Appellant's remaining argument concerns certain considerations stated by the court while rendering an otherwise perfectly proper sentence. “A sentencing judge has very broad discretion in imposing any sentence within the statutory limits . . .,” United States v. Sweig, 454 F.2d 181, 183 (2d Cir. 1972), and in the exercise of that discretion he may consider a wide range of data. See id. at 183-184 and cases there cited. The characterization of the crime of failing to file income tax returns as “acquisitive” may not have been totally accurate when, apparently, relatively small amounts of dollars were involved. But it is descriptive of the general type of crime as opposed to one of violence, drugs or the like, and the judge was expressing a perfectly proper philosophy of sentencing to the effect that this kind of crime — sometimes called “white collar” or “commercial” — should be treated just as seriously as some of the so-called “ghetto” crimes.
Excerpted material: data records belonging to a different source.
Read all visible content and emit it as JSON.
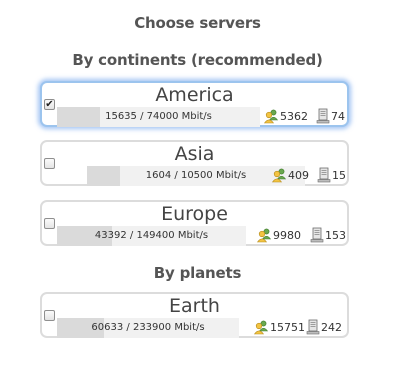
{
  "page": {
    "title": "Choose servers",
    "continents_heading": "By continents (recommended)",
    "planets_heading": "By planets"
  },
  "colors": {
    "selected_glow": "#5a96eb",
    "card_border": "#dcdcdc",
    "bar_bg": "#f1f1f1",
    "bar_fill": "#dadada"
  },
  "icons": {
    "users": "users-icon",
    "servers": "server-icon"
  },
  "continents": [
    {
      "name": "America",
      "checked": true,
      "checkmark": "✔",
      "bandwidth": "15635 / 74000 Mbit/s",
      "usage_fraction": 0.211,
      "users": "5362",
      "servers": "74"
    },
    {
      "name": "Asia",
      "checked": false,
      "checkmark": "",
      "bandwidth": "1604 / 10500 Mbit/s",
      "usage_fraction": 0.153,
      "users": "409",
      "servers": "15"
    },
    {
      "name": "Europe",
      "checked": false,
      "checkmark": "",
      "bandwidth": "43392 / 149400 Mbit/s",
      "usage_fraction": 0.29,
      "users": "9980",
      "servers": "153"
    }
  ],
  "planets": [
    {
      "name": "Earth",
      "checked": false,
      "checkmark": "",
      "bandwidth": "60633 / 233900 Mbit/s",
      "usage_fraction": 0.259,
      "users": "15751",
      "servers": "242"
    }
  ]
}
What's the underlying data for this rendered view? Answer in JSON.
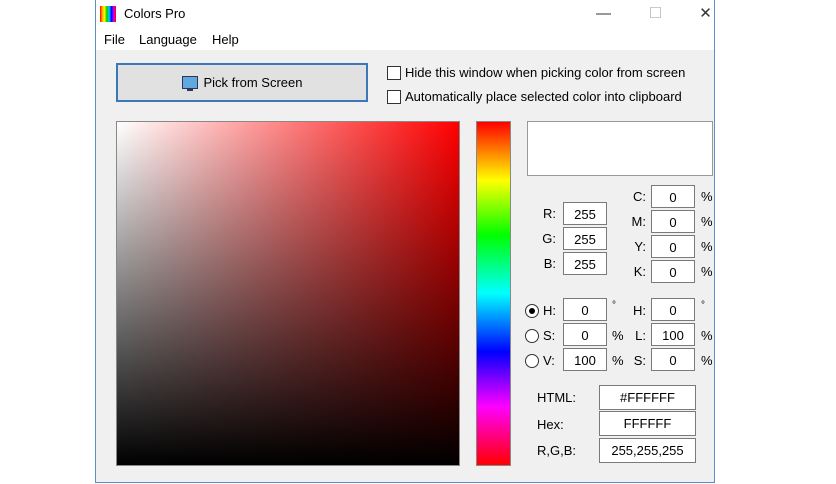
{
  "window": {
    "title": "Colors Pro",
    "minimize": "—",
    "maximize": "☐",
    "close": "✕"
  },
  "menu": [
    "File",
    "Language",
    "Help"
  ],
  "pick_button": "Pick from Screen",
  "options": [
    "Hide this window when picking color from screen",
    "Automatically place selected color into clipboard"
  ],
  "rgb": [
    {
      "label": "R:",
      "value": "255"
    },
    {
      "label": "G:",
      "value": "255"
    },
    {
      "label": "B:",
      "value": "255"
    }
  ],
  "cmyk": [
    {
      "label": "C:",
      "value": "0",
      "unit": "%"
    },
    {
      "label": "M:",
      "value": "0",
      "unit": "%"
    },
    {
      "label": "Y:",
      "value": "0",
      "unit": "%"
    },
    {
      "label": "K:",
      "value": "0",
      "unit": "%"
    }
  ],
  "hsv": [
    {
      "label": "H:",
      "value": "0",
      "unit": "°",
      "selected": true
    },
    {
      "label": "S:",
      "value": "0",
      "unit": "%"
    },
    {
      "label": "V:",
      "value": "100",
      "unit": "%"
    }
  ],
  "hsl": [
    {
      "label": "H:",
      "value": "0",
      "unit": "°"
    },
    {
      "label": "L:",
      "value": "100",
      "unit": "%"
    },
    {
      "label": "S:",
      "value": "0",
      "unit": "%"
    }
  ],
  "outputs": [
    {
      "label": "HTML:",
      "value": "#FFFFFF"
    },
    {
      "label": "Hex:",
      "value": "FFFFFF"
    },
    {
      "label": "R,G,B:",
      "value": "255,255,255"
    }
  ],
  "current_color": "#FFFFFF"
}
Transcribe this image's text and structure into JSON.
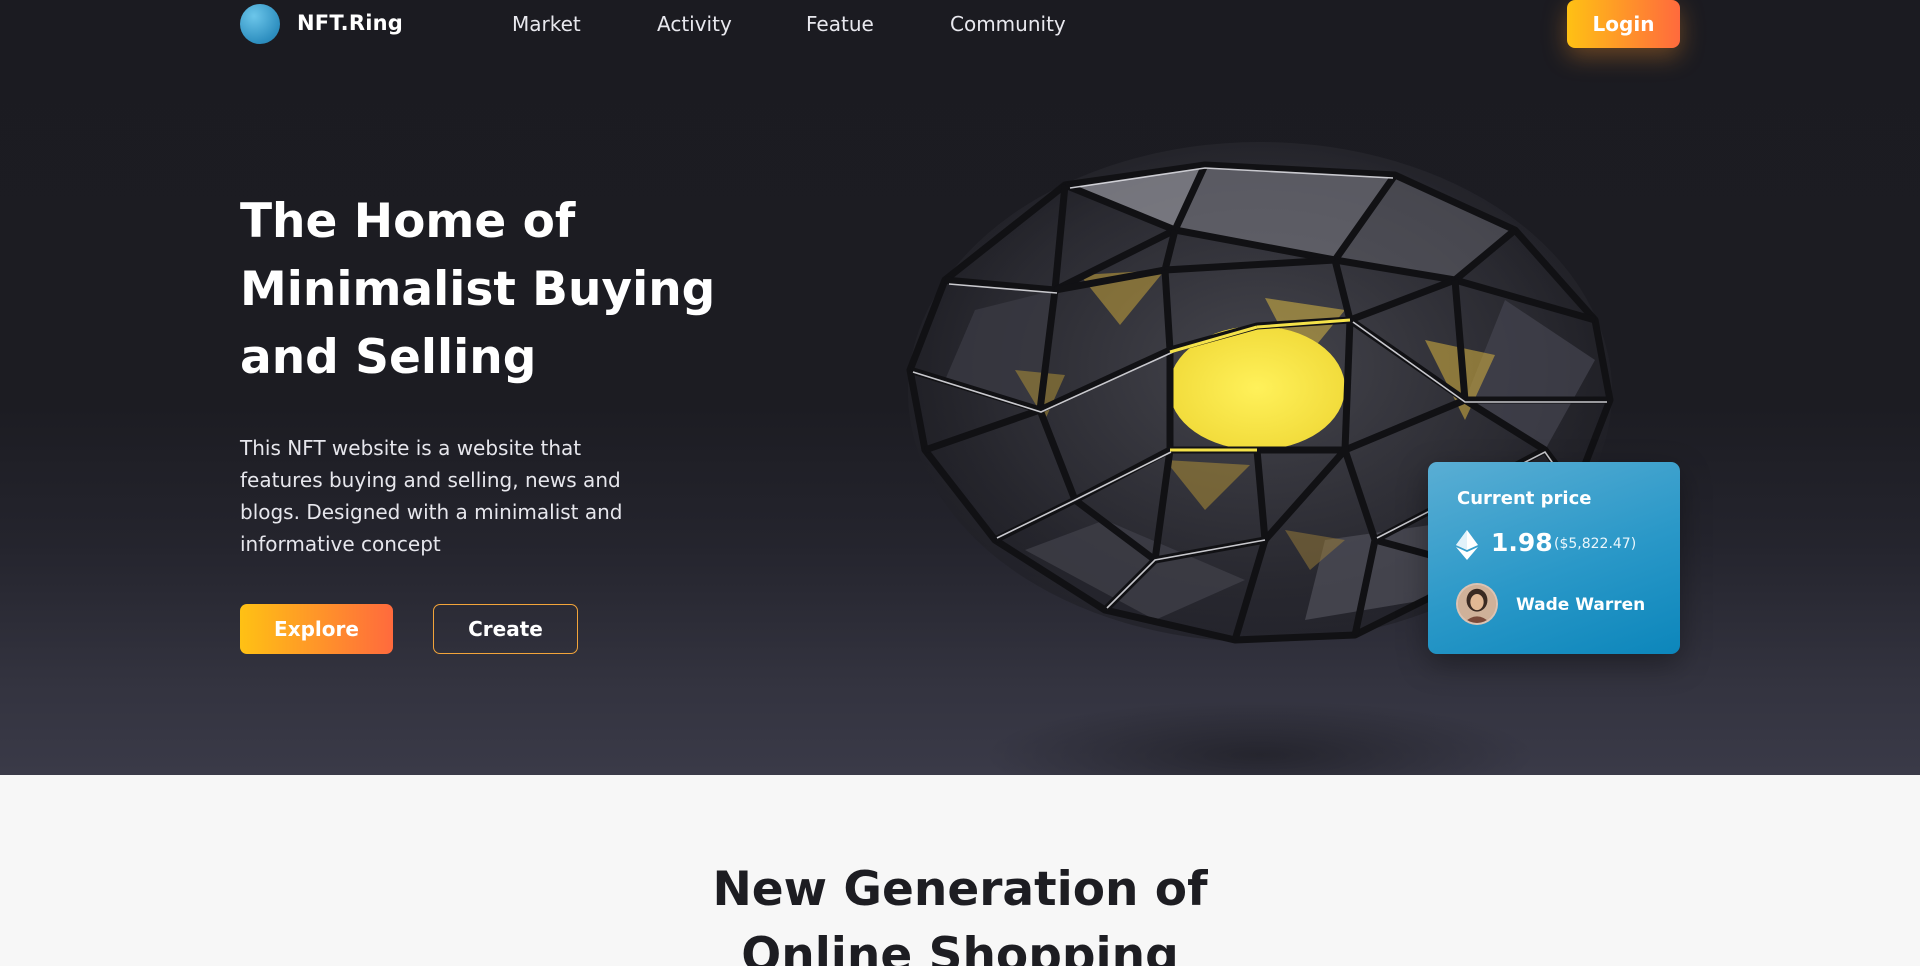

Taking note of the defense of self-incrimination as having “come up very late in the game” ’ was supported factually in the record and did not refer to trial tactics, but to appellant’s previous explanations for his failure to file.
Judgment affirmed.
. Enter the name and address used on your return for [last year] (if the same as above, write “same”). If none filed, give reason.
The return forms for 1965 through 1967 included the additional phrase: “If changing from separate to joint or joint to separate returns enter [last year’s] names and addresses.”

Question: What is the total number of appellants in the case that fall into the category "private business and its executives"? Answer with a number.